Research Topics / Key Expertise
environmental security and the political economy of natural resources (focus on water and related resources) in Africa, trainer in negotiation and conflict resolution for integrated water resources management.
Larry Swatuk obtained his Bachelor of Arts in Political Science at the University of Windsor (1978–82, Hons). He continued with a Master’s degree in Political Science and International Relations at the University of Windsor (1983–85). He obtained his PhD in Political Science and International Relations from Dalhousie University (1986–93).

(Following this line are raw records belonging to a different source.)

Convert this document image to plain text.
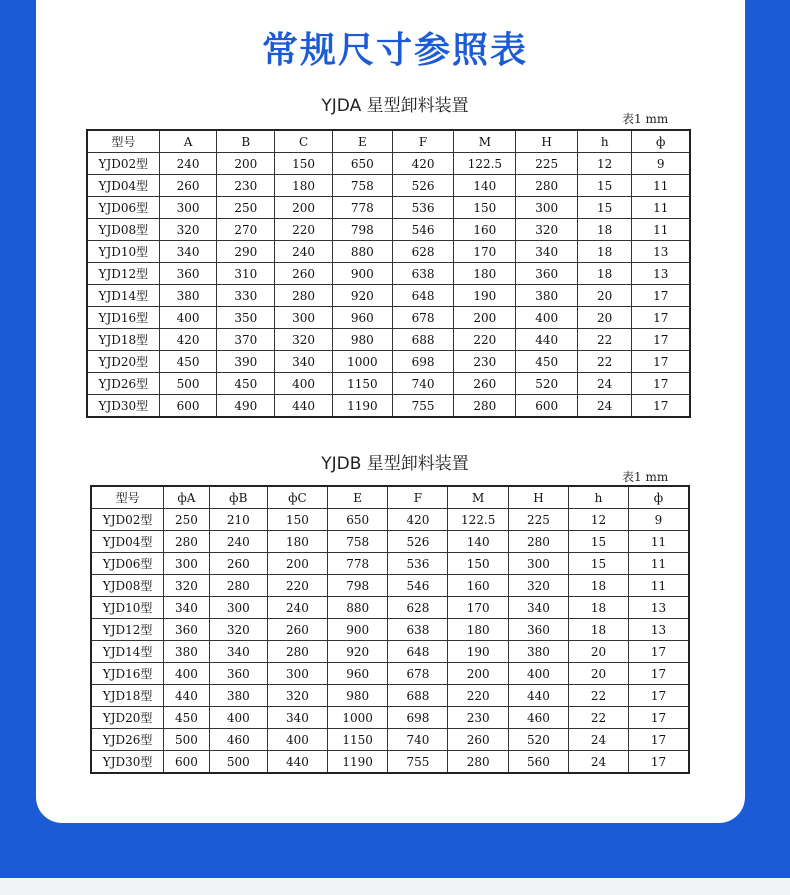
常规尺寸参照表
YJDA 星型卸料装置
表1 mm
型号	A	B	C	E	F	M	H	h	ф
YJD02型	240	200	150	650	420	122.5	225	12	9
YJD04型	260	230	180	758	526	140	280	15	11
YJD06型	300	250	200	778	536	150	300	15	11
YJD08型	320	270	220	798	546	160	320	18	11
YJD10型	340	290	240	880	628	170	340	18	13
YJD12型	360	310	260	900	638	180	360	18	13
YJD14型	380	330	280	920	648	190	380	20	17
YJD16型	400	350	300	960	678	200	400	20	17
YJD18型	420	370	320	980	688	220	440	22	17
YJD20型	450	390	340	1000	698	230	450	22	17
YJD26型	500	450	400	1150	740	260	520	24	17
YJD30型	600	490	440	1190	755	280	600	24	17
YJDB 星型卸料装置
表1 mm
型号	фA	фB	фC	E	F	M	H	h	ф
YJD02型	250	210	150	650	420	122.5	225	12	9
YJD04型	280	240	180	758	526	140	280	15	11
YJD06型	300	260	200	778	536	150	300	15	11
YJD08型	320	280	220	798	546	160	320	18	11
YJD10型	340	300	240	880	628	170	340	18	13
YJD12型	360	320	260	900	638	180	360	18	13
YJD14型	380	340	280	920	648	190	380	20	17
YJD16型	400	360	300	960	678	200	400	20	17
YJD18型	440	380	320	980	688	220	440	22	17
YJD20型	450	400	340	1000	698	230	460	22	17
YJD26型	500	460	400	1150	740	260	520	24	17
YJD30型	600	500	440	1190	755	280	560	24	17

Larry Swatuk’s involvement with environmental security goes back to the early 1990s, when he pursued a post-doctoral research project based on T. Homer-Dixon’s ideas regarding “acute conflict probability and renewable resources.” In this work, based on a comparison of several cases across southern Africa, Swatuk discovered significant degrees of co-operation around large-scale transboundary resource use projects which, in some ways, challenged dominant ideas regarding coming “resource wars”. His work over the last 25 years, therefore, has focussed on the possibilities for environmental peace making through resource use decisions and practices. From 1995 to 1996, he was a senior research fellow at the African Centre for Development and Security Studies (ACDESS) in Ijebu-Ode, Nigeria. He then moved to Botswana where he spent the next eleven years at the University of Botswana, including four years as Professor of Natural Resources Governance at the Okavango Research Institute in Maun. At the end of 2007, he moved home to Canada and took up a position at the University of Waterloo, where he helped develop undergraduate and postgraduate programs in International Development. He continues to actively research questions of environmental security from the perspective of environmental justice, meaning that rather than focus on the consequences of environmental change for state actors, his research commences from the position of those elements of society that are already socially and politically marginalised and who are least able to cope with natural and human-determined changes to both the natural and built environments.
Affiliation with BICC:
Close co-operation in the fields of natural resources, management and environmental security (joint publications, project development).